7. The information processing apparatus according to any one of claims 1 to 4, wherein determining the region of interest of the frame using the iterative search method comprises: An initial set of parameter values ​​is set to define the region of interest bounding box. An iterative search is performed based on the initial set of parameter values ​​to achieve a second predetermined condition, thereby obtaining the final set of parameter values. as well as The region of interest (ROI) bounding box is generated based on the final value set, and the ROI is determined based on the ROI bounding box. The initial value group is set based on the activation heatmap of the frame.
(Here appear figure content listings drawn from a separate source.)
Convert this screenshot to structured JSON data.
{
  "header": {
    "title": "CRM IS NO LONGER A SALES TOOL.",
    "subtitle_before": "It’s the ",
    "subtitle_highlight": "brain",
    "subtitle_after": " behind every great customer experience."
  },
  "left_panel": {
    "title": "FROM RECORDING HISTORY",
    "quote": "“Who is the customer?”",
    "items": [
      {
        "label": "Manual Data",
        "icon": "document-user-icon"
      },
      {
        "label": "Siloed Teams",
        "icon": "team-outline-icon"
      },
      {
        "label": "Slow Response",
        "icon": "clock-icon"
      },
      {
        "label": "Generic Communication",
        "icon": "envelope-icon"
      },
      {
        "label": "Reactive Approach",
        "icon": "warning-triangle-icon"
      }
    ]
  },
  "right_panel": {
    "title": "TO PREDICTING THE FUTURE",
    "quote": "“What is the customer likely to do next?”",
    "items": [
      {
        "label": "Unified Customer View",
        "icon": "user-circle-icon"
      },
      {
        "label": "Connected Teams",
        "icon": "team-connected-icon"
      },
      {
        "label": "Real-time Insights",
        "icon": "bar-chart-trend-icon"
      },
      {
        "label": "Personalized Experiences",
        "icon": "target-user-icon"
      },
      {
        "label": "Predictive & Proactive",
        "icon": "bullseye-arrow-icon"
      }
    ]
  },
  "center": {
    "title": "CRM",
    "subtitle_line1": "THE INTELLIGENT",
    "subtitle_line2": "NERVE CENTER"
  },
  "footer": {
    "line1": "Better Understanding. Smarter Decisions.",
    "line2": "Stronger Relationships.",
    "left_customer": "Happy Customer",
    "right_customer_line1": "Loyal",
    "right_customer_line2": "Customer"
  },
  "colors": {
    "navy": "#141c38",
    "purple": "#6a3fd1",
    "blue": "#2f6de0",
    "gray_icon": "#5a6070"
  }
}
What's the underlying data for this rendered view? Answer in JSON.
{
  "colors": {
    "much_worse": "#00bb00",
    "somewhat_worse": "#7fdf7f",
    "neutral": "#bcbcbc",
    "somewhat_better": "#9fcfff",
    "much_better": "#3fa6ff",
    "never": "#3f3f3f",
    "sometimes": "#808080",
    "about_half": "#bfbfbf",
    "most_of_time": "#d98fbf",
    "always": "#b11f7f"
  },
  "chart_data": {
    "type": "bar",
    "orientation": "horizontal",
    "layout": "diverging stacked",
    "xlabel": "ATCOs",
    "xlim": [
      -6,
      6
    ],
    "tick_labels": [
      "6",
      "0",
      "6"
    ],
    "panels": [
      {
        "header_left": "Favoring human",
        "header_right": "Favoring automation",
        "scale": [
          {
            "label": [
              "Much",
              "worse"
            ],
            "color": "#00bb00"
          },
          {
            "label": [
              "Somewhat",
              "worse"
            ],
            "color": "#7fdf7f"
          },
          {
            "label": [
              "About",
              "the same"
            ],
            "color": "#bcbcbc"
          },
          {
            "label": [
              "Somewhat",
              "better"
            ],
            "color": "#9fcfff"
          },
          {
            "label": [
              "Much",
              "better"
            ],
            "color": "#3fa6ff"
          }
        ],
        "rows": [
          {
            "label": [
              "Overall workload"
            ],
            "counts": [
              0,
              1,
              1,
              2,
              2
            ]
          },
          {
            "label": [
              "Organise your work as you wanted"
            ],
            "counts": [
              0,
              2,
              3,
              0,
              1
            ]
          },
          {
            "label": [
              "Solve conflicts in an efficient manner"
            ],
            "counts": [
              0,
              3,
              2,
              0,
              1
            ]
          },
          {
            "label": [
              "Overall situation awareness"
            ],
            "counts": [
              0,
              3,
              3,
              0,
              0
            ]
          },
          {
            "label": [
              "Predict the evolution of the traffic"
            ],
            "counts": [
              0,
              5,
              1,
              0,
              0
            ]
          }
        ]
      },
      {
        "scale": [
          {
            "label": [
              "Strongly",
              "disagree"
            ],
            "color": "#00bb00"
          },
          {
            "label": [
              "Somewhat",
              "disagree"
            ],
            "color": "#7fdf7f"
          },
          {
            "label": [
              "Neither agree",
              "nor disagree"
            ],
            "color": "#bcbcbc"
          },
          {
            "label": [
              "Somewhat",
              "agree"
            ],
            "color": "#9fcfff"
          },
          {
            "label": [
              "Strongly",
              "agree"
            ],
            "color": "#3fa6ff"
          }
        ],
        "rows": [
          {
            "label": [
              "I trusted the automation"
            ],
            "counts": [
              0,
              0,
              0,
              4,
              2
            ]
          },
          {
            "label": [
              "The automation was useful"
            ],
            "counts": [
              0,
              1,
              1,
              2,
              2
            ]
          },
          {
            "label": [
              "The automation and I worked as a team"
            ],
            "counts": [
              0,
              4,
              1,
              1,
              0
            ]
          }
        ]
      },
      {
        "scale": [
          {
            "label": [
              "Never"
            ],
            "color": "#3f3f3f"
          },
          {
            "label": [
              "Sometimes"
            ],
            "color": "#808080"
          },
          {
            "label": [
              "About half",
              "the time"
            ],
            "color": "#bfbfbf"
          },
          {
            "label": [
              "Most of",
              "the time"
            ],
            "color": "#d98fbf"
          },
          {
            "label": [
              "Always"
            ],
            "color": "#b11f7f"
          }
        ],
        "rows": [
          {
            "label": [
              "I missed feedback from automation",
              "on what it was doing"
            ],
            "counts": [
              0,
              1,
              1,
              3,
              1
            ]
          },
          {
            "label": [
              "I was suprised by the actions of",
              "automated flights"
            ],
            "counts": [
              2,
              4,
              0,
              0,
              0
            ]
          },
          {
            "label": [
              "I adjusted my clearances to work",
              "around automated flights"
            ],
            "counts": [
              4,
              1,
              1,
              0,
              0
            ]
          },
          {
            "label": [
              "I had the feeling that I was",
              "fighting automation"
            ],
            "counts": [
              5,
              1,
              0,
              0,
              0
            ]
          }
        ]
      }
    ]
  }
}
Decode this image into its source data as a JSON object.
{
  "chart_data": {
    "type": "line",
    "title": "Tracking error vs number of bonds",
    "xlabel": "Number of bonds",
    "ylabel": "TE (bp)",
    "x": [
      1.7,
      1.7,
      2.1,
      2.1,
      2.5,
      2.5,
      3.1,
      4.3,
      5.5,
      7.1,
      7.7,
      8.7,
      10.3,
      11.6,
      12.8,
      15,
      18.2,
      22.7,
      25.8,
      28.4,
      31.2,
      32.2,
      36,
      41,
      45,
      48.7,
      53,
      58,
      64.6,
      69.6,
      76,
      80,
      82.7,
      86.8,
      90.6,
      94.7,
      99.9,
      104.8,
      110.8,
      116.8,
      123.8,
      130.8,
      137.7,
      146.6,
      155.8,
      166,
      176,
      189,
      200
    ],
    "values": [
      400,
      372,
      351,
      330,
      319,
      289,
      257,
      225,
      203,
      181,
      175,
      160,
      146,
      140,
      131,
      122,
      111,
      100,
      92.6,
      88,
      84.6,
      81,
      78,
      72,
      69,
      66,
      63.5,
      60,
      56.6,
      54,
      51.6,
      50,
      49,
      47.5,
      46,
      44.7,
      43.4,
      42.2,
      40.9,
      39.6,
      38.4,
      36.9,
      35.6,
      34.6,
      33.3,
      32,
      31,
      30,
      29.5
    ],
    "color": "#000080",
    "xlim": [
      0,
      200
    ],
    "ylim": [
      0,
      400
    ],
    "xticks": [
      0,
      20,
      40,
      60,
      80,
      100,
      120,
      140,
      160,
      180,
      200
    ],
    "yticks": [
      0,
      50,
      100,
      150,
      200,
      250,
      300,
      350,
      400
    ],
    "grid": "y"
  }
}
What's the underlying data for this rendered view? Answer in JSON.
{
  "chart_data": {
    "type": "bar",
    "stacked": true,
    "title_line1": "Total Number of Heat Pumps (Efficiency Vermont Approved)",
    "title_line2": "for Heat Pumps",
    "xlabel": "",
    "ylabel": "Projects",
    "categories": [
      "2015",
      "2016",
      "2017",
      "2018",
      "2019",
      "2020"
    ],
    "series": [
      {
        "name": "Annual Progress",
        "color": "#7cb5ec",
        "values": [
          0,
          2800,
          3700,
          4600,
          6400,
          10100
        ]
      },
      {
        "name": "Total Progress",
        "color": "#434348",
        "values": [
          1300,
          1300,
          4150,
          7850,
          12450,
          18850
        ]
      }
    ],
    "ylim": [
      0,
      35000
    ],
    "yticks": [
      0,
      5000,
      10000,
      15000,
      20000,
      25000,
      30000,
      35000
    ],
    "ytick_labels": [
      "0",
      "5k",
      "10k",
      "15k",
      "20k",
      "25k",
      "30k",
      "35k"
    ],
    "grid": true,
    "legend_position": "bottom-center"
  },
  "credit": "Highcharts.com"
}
8. An information processing method based on zero-learning, comprising: The activation heatmap generation step is used to generate an activation heatmap for each frame in the video based on a predetermined request, using a pre-trained multimodal model or a pre-trained attention network. The spatial region of interest determination step is used to determine the region of interest of each frame based on the activation heatmap of the frame. as well as The similarity time series acquisition step is used to calculate the similarity between the region of interest of each frame and the predetermined request using a pre-trained multimodal model, thereby obtaining a similarity time series of the video. This similarity time series can be used to identify the target frame corresponding to the predetermined request in the video. Wherein, determining the region of interest of the frame includes a) or (b): a) Using an iterative search method or a grid search method, determine the region of interest (ROI) of the frame based on the activation heatmap of the frame. (b) If the frame is the first frame in the video or does not meet the first predetermined condition, determine the region of interest (ROI) of the frame based on the activation heatmap of the frame using the iterative search method or the grid search method; and if the frame is not the first frame in the video and meets the first predetermined condition, determine the ROI of the frame based on the ROI of the previous frame. Wherein, the first predetermined condition is one of the following: the distance between at least one of the estimated centers of the activation heatmap of the frame and the center of the region of interest of the previous frame is less than or equal to a first predetermined threshold; the difference between the features of the frame extracted by the pre-trained multimodal model and the features of the previous frame is less than or equal to a second predetermined threshold; and the difference between the features of the frame extracted by the pre-trained multimodal model and the features of the region of interest of the previous frame is less than or equal to a third predetermined threshold. The estimation center is one or more local extrema points of the activation heatmap of the frame after discretization or segmentation.

9. A computer-readable storage medium storing a program that, when executed by a computer, causes the computer to perform the method according to claim 8.